Kan akışı bozukluklarının (örneğin, kardiyovasküler sistem hastalıkları), bağışıklık yetmezliği hastalıklarının (örneğin, diabetes mellitus) olduğu hastalığın ve vücudun diğer birçok durumunun gelişmesine yardımcı olun.
Patojenik sürecin seyri
Bulaşıcı süreç aşamalara ayrılır: kuluçka, zirve ve iyileşme. Bu dönemlerin her birinde hem iltihabın odağında hem de bir bütün olarak vücutta çeşitli süreçler meydana gelir. Bulaşıcı süreç sırasında meydana gelen değişiklikler koruyucu (vücudun direnci) ve patolojik (enfeksiyonun yıkıcı etkileri) olarak ikiye ayrılır.

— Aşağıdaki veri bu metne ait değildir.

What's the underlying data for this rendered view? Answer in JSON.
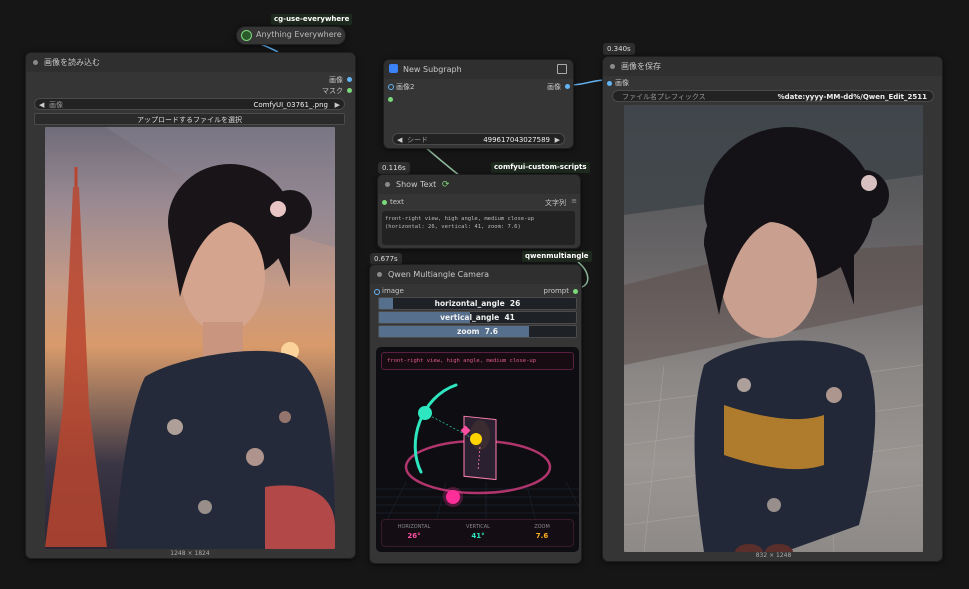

İnkübasyon aşamasının başlangıç noktası, patojenik ortamın vücuda girdiği an olarak kabul edilir, ancak bu sürecin klinik belirtileri ancak bir süre sonra (ortalama olarak yaklaşık 6 saat) ortaya çıkabilir.
Enfeksiyonun zirve aşaması, kuluçka aşamasının sonundan tam iyileşmeye kadar olan dönemdir. Vücudun koruyucu yeteneği ile birlikte karakteristik bir patojen için karakteristik bir resim ile kendini gösterir.

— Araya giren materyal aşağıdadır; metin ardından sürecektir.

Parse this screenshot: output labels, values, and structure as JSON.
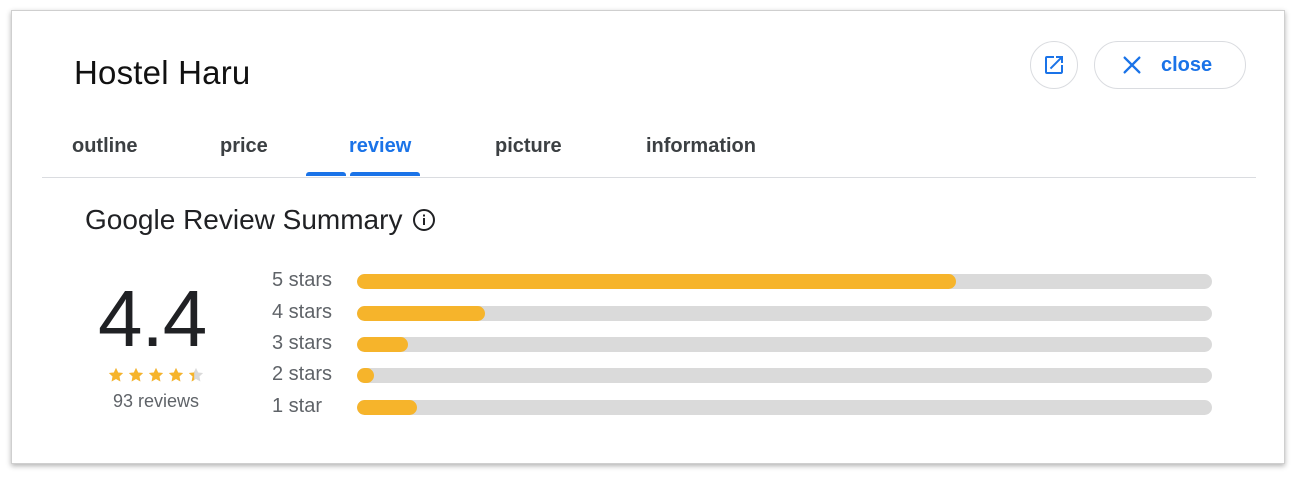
{
  "header": {
    "title": "Hostel Haru",
    "close_label": "close"
  },
  "tabs": [
    {
      "label": "outline",
      "active": false
    },
    {
      "label": "price",
      "active": false
    },
    {
      "label": "review",
      "active": true
    },
    {
      "label": "picture",
      "active": false
    },
    {
      "label": "information",
      "active": false
    }
  ],
  "summary": {
    "title": "Google Review Summary",
    "rating": "4.4",
    "stars": 4.4,
    "reviews_label": "93 reviews"
  },
  "distribution": [
    {
      "label": "5 stars",
      "fraction": 0.7
    },
    {
      "label": "4 stars",
      "fraction": 0.15
    },
    {
      "label": "3 stars",
      "fraction": 0.06
    },
    {
      "label": "2 stars",
      "fraction": 0.02
    },
    {
      "label": "1 star",
      "fraction": 0.07
    }
  ],
  "colors": {
    "accent": "#1a73e8",
    "bar_fill": "#f6b42b",
    "bar_track": "#dadada",
    "star": "#f6b42b"
  },
  "icons": {
    "open": "open-in-new-icon",
    "close": "close-icon",
    "info": "info-icon",
    "star": "star-icon"
  }
}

Yeniden İyileşme(iyileşme) cerrahi enfeksiyon için uygun antibakteriyel bakımın sağlanmasından sonra gerçekleşir. Yeterli tedavinin bir sonucu olarak, bulaşıcı sürecin aktivitesi azalır, vücut iyileşir, hastalığın neden olduğu sonuçları ve hasarı ortadan kaldırır.
Belirtiler
Cerrahi enfeksiyonda genel belirtiler, hastalığın seyrinin süresine ve evresine bağlı olarak kendini gösterir. Kuluçka dönemi genellikle asemptomatiktir, sadece bazı bulaşıcı hastalıklar baş ağrısı, halsizlik vb. ile kendini gösterebilir.
Enfeksiyonun yüksekliği sırasında, klinik belirtiler kendilerini mikrobiyal toksinlere ve vücut dokularının çürüme ürünlerine maruz kalmanın neden olduğu endojen zehirlenme sendromu olarak gösterir. Bu sürecin belirtileri şu şekilde kendini gösterir: halsizlik, uyuşukluk, yorgunluk, uykusuzluk, baş ağrısı, ateş, vb.
Ortaya çıkan semptomların klinik tablosu, pürülan-nekrotik aşamada seröz-infiltratif olandan daha belirgindir. Ayrıca belirtiler zehirlenmenin şiddetine bağlıdır.